The story is based on reports from staff in the town's Royal Mail sorting office who say they are "fed up" and "done" due to staffing shortages.
The paper reports that there have been a number of "fails" in the town's postal service in recent times.
Speaking of letters...
"Are gender-neutral school uniforms coming to Strabane?" That's the question asked by a former Castlederg teacher and Ulster Teachers' Union official on the Chronicle's letters page.
Lewis Love is calling for the rights of young people "who don't fit the general binary perception of gender" to be respected, "even if that means radical changes in uniform".
Shoes, not politics
Meanwhile, "'People power' led to action on Clendinnings" is the front-page headline in the Lurgan Mail.
The paper details the story of how diggers moved in to clear a former factory site in the north of the town which had become a "major anti-social hotspot".

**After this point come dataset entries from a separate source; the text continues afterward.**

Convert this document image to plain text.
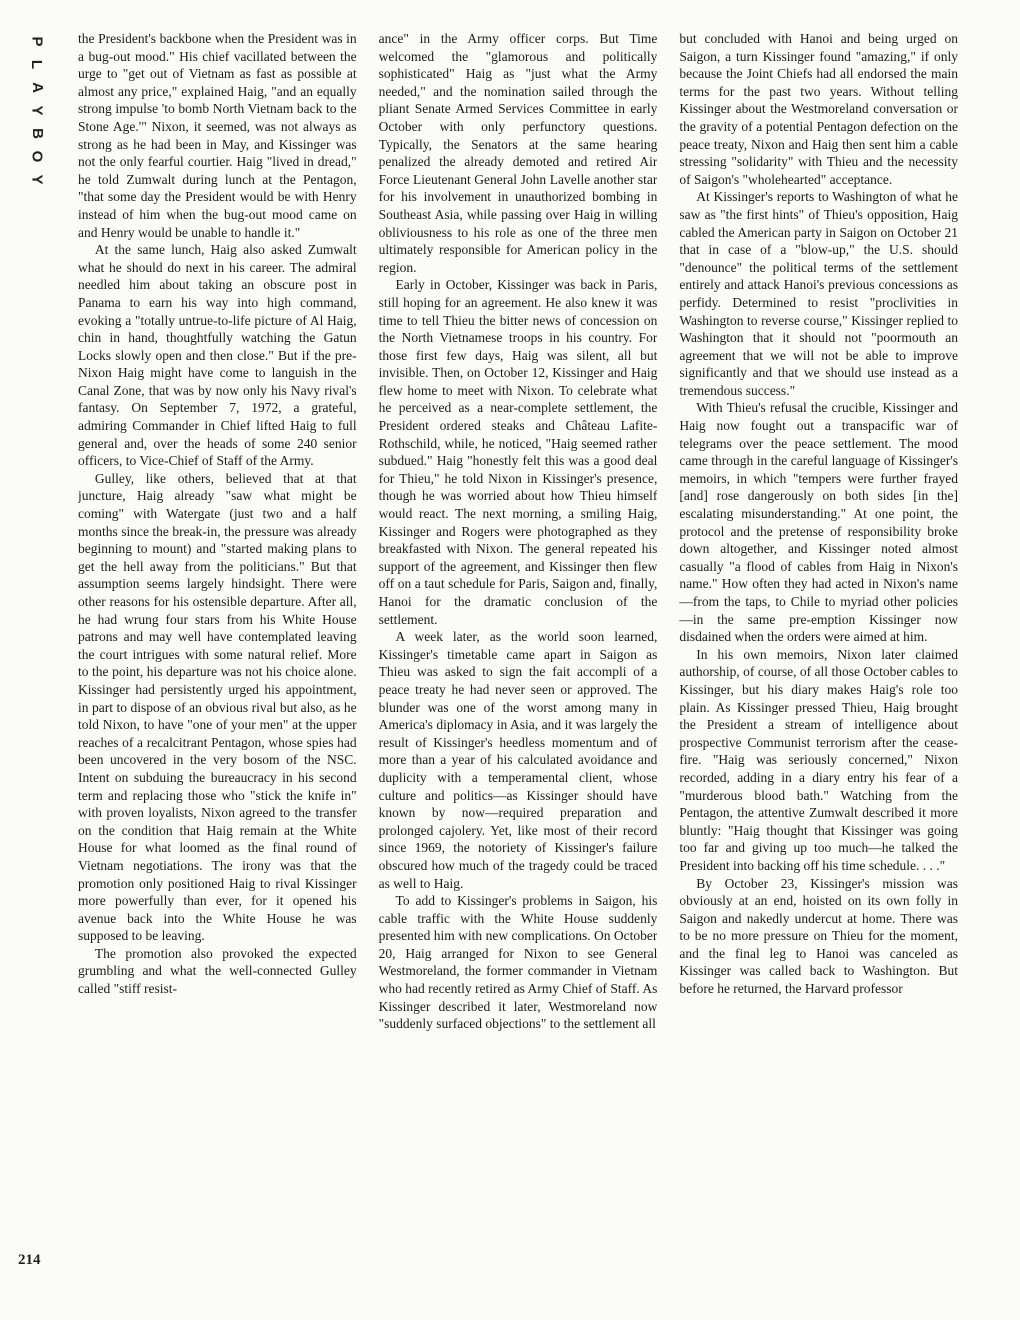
P
L
A
Y
B
O
Y
214

the President's backbone when the President was in a bug-out mood." His chief vacillated between the urge to "get out of Vietnam as fast as possible at almost any price," explained Haig, "and an equally strong impulse 'to bomb North Vietnam back to the Stone Age.'" Nixon, it seemed, was not always as strong as he had been in May, and Kissinger was not the only fearful courtier. Haig "lived in dread," he told Zumwalt during lunch at the Pentagon, "that some day the President would be with Henry instead of him when the bug-out mood came on and Henry would be unable to handle it."

At the same lunch, Haig also asked Zumwalt what he should do next in his career. The admiral needled him about taking an obscure post in Panama to earn his way into high command, evoking a "totally untrue-to-life picture of Al Haig, chin in hand, thoughtfully watching the Gatun Locks slowly open and then close." But if the pre-Nixon Haig might have come to languish in the Canal Zone, that was by now only his Navy rival's fantasy. On September 7, 1972, a grateful, admiring Commander in Chief lifted Haig to full general and, over the heads of some 240 senior officers, to Vice-Chief of Staff of the Army.

Gulley, like others, believed that at that juncture, Haig already "saw what might be coming" with Watergate (just two and a half months since the break-in, the pressure was already beginning to mount) and "started making plans to get the hell away from the politicians." But that assumption seems largely hindsight. There were other reasons for his ostensible departure. After all, he had wrung four stars from his White House patrons and may well have contemplated leaving the court intrigues with some natural relief. More to the point, his departure was not his choice alone. Kissinger had persistently urged his appointment, in part to dispose of an obvious rival but also, as he told Nixon, to have "one of your men" at the upper reaches of a recalcitrant Pentagon, whose spies had been uncovered in the very bosom of the NSC. Intent on subduing the bureaucracy in his second term and replacing those who "stick the knife in" with proven loyalists, Nixon agreed to the transfer on the condition that Haig remain at the White House for what loomed as the final round of Vietnam negotiations. The irony was that the promotion only positioned Haig to rival Kissinger more powerfully than ever, for it opened his avenue back into the White House he was supposed to be leaving.

The promotion also provoked the expected grumbling and what the well-connected Gulley called "stiff resist-

ance" in the Army officer corps. But Time welcomed the "glamorous and politically sophisticated" Haig as "just what the Army needed," and the nomination sailed through the pliant Senate Armed Services Committee in early October with only perfunctory questions. Typically, the Senators at the same hearing penalized the already demoted and retired Air Force Lieutenant General John Lavelle another star for his involvement in unauthorized bombing in Southeast Asia, while passing over Haig in willing obliviousness to his role as one of the three men ultimately responsible for American policy in the region.

Early in October, Kissinger was back in Paris, still hoping for an agreement. He also knew it was time to tell Thieu the bitter news of concession on the North Vietnamese troops in his country. For those first few days, Haig was silent, all but invisible. Then, on October 12, Kissinger and Haig flew home to meet with Nixon. To celebrate what he perceived as a near-complete settlement, the President ordered steaks and Château Lafite-Rothschild, while, he noticed, "Haig seemed rather subdued." Haig "honestly felt this was a good deal for Thieu," he told Nixon in Kissinger's presence, though he was worried about how Thieu himself would react. The next morning, a smiling Haig, Kissinger and Rogers were photographed as they breakfasted with Nixon. The general repeated his support of the agreement, and Kissinger then flew off on a taut schedule for Paris, Saigon and, finally, Hanoi for the dramatic conclusion of the settlement.

A week later, as the world soon learned, Kissinger's timetable came apart in Saigon as Thieu was asked to sign the fait accompli of a peace treaty he had never seen or approved. The blunder was one of the worst among many in America's diplomacy in Asia, and it was largely the result of Kissinger's heedless momentum and of more than a year of his calculated avoidance and duplicity with a temperamental client, whose culture and politics—as Kissinger should have known by now—required preparation and prolonged cajolery. Yet, like most of their record since 1969, the notoriety of Kissinger's failure obscured how much of the tragedy could be traced as well to Haig.

To add to Kissinger's problems in Saigon, his cable traffic with the White House suddenly presented him with new complications. On October 20, Haig arranged for Nixon to see General Westmoreland, the former commander in Vietnam who had recently retired as Army Chief of Staff. As Kissinger described it later, Westmoreland now "suddenly surfaced objections" to the settlement all

but concluded with Hanoi and being urged on Saigon, a turn Kissinger found "amazing," if only because the Joint Chiefs had all endorsed the main terms for the past two years. Without telling Kissinger about the Westmoreland conversation or the gravity of a potential Pentagon defection on the peace treaty, Nixon and Haig then sent him a cable stressing "solidarity" with Thieu and the necessity of Saigon's "wholehearted" acceptance.

At Kissinger's reports to Washington of what he saw as "the first hints" of Thieu's opposition, Haig cabled the American party in Saigon on October 21 that in case of a "blow-up," the U.S. should "denounce" the political terms of the settlement entirely and attack Hanoi's previous concessions as perfidy. Determined to resist "proclivities in Washington to reverse course," Kissinger replied to Washington that it should not "poormouth an agreement that we will not be able to improve significantly and that we should use instead as a tremendous success."

With Thieu's refusal the crucible, Kissinger and Haig now fought out a transpacific war of telegrams over the peace settlement. The mood came through in the careful language of Kissinger's memoirs, in which "tempers were further frayed [and] rose dangerously on both sides [in the] escalating misunderstanding." At one point, the protocol and the pretense of responsibility broke down altogether, and Kissinger noted almost casually "a flood of cables from Haig in Nixon's name." How often they had acted in Nixon's name—from the taps, to Chile to myriad other policies—in the same pre-emption Kissinger now disdained when the orders were aimed at him.

In his own memoirs, Nixon later claimed authorship, of course, of all those October cables to Kissinger, but his diary makes Haig's role too plain. As Kissinger pressed Thieu, Haig brought the President a stream of intelligence about prospective Communist terrorism after the cease-fire. "Haig was seriously concerned," Nixon recorded, adding in a diary entry his fear of a "murderous blood bath." Watching from the Pentagon, the attentive Zumwalt described it more bluntly: "Haig thought that Kissinger was going too far and giving up too much—he talked the President into backing off his time schedule. . . ."

By October 23, Kissinger's mission was obviously at an end, hoisted on its own folly in Saigon and nakedly undercut at home. There was to be no more pressure on Thieu for the moment, and the final leg to Hanoi was canceled as Kissinger was called back to Washington. But before he returned, the Harvard professor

The Mail does not hold back on its description of the area saying it was an anti-social behaviour "Mecca" and that local residents have been "tortured" by that behaviour.
The PSNI described the location as a "drugs den" with children being "drunk, unconscious and covered in urine" at the site.
The Mail says its destruction is the result of local residents taking to the streets and demanding action.
The Mail also has an interesting story of the oldest shoe store in Northern Ireland - and possibly the whole of Ireland.
The McConville family have been keeping the people of Lurgan shod and booted for an incredible 144 years.
The great grandson of the founder Paddy McConville, Jarleth McConville, is now in his 50th year of running the business.
"I stay clear of politics and stick to music and shoes," Jarlath tells the paper.